With fewer visitors inside the park, winter is also one of the best times of year to observe wildlife in Zion. Wild turkeys, bald eagles, mule deer, elk, and bighorn sheep are commonly sighted during winter in Zion National Park, and also up at Zion Ponderosa. Be sure to view and photograph wildlife from a safe distance.
Up at Zion Ponderosa’s 6,500-foot elevation, it’s not uncommon to wake up to blissful winter postcard scenery. Zion Ponderosa guests often enjoy snowmobiling along the east rim of Zion, or snowshoeing and cross country skiing across our forested plateau right from a Zion Ridge vacation home to Observation Point or Cable Mountain. Often good snow boots and layers are all you need for a sunny winter hike along the eastern edge of Zion.

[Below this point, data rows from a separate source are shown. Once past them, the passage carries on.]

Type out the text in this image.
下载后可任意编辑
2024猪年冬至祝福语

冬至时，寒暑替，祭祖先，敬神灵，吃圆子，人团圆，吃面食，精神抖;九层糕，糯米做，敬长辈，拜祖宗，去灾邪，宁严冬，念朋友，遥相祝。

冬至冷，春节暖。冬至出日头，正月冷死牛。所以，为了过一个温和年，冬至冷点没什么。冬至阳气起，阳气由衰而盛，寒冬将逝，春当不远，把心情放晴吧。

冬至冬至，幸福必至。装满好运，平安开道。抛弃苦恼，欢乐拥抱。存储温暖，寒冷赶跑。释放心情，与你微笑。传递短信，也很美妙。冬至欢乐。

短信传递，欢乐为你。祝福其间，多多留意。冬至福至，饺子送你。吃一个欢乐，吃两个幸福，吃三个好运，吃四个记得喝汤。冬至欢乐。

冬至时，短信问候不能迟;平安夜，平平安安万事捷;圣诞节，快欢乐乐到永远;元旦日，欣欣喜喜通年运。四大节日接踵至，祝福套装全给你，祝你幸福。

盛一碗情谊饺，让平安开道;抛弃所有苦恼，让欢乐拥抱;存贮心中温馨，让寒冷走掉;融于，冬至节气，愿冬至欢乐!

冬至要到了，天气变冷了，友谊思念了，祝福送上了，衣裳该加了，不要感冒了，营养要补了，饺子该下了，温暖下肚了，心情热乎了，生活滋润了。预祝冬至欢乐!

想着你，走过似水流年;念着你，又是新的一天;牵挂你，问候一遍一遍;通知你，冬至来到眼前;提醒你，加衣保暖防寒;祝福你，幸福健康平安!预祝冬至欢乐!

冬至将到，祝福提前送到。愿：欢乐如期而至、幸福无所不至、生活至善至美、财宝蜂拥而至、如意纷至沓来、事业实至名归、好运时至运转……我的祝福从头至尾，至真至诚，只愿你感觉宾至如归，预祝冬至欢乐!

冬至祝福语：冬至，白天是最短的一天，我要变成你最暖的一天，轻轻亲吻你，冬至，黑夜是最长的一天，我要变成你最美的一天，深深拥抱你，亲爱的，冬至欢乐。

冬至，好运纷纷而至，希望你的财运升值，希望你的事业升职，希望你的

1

Enjoy even more snowshoeing and cross country skiing just 20 minutes up Kolob Terrace Road from Zion Ponderosa. The scenic mountain drive ends around 6,000 feet elevation, or continue to Cave Valley or higher elevation Hop Valley. Or drive off the plateau from Zion Ponderosa to lower elevations to sled the Coral Pink Sand Dunes, ride the new mountain biking trail system at Kanab, or explore the incredible slot canyons near Mount Carmel Junction and Orderville. Slot canyons can be tricky to explore on your own, so Zion Ponderosa can arrange guided canyoneering tours when booked in advance.
No matter how you choose to explore Zion in winter, one thing is for sure: how pretty Zion is in winter. Whether blue skies are setting the backdrop or snow is contrasting on the red rock formations, Zion’s winter beauty has a peace and serenity all it’s own.